The fantasy genre doesn't see that much innovation. People are always running around playing capture-the-flag with some powerful artifact. And that artificat is a relic of some bygone age of high sorcery and vast empires. It fixes something or kills something or seals something or frees something.
Fantasy just doesn't have a high bar set for itself in this area. Watch LotS and you'll see some scenes of guys fighting with swords and magic powers isntead of guns, and that seems to be the chief thing people look to the genre for.
And hot babes - it's called fantasy for a reason you know.

It's just a set of genre conventions, really. Just look at a genre like the Western, it has a whole boatload of conventions that make it familiar. Are some of them stale? Yeah, but the further away you get from convention, the more unfamilar the work becomes, and the narrows the audience. It's not just the story you're telling but how well you tell it that matters, I think.

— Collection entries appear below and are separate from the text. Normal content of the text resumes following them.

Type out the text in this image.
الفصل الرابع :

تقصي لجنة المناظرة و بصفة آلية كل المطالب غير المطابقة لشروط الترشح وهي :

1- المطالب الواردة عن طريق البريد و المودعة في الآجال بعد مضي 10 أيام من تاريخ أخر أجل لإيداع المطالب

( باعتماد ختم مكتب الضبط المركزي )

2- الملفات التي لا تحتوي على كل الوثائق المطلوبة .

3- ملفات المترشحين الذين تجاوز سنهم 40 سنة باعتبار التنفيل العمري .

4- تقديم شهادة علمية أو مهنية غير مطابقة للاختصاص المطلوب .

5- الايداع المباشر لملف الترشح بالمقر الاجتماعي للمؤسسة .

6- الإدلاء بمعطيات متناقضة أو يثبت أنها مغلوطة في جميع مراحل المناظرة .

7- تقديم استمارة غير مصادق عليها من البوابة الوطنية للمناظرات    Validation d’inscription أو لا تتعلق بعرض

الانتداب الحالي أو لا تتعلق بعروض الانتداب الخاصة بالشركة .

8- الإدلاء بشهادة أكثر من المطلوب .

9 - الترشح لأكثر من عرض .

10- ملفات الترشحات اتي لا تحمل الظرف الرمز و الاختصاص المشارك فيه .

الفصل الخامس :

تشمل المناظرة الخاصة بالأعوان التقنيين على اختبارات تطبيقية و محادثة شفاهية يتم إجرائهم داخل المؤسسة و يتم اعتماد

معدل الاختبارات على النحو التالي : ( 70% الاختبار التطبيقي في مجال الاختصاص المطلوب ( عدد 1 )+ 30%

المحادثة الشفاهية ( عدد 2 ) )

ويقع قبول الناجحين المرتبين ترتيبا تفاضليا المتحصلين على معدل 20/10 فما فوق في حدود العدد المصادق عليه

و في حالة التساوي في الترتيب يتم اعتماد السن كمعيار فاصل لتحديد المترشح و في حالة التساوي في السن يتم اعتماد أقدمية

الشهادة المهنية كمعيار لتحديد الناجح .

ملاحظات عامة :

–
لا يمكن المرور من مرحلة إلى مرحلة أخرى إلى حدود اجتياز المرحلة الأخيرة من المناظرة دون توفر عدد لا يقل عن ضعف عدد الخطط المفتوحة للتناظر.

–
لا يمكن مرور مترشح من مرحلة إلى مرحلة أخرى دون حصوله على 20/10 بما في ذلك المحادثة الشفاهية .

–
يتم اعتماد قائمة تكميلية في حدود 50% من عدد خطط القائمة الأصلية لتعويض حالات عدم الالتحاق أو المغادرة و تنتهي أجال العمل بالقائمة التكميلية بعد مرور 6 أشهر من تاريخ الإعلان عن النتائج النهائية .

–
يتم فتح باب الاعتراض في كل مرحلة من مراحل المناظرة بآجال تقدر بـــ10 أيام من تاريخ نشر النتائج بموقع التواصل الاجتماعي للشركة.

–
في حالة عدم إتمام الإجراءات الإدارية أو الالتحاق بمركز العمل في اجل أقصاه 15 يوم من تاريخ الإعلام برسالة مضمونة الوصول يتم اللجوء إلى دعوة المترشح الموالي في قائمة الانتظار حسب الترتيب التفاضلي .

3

It gets even more magnified with television or film. A lot of the mundanes out there have a hard time grasping even the stalest conventions in speculative fiction, so the producers tend to keep it simple. It's easy for people to relate to basic themes like heroism, good triumphing over evil, and stuff like that. Some people like the escapism in it. Complicate it too much, and there's always the fear that it'll interest fewer people, and sf is the most expensive genre to produce.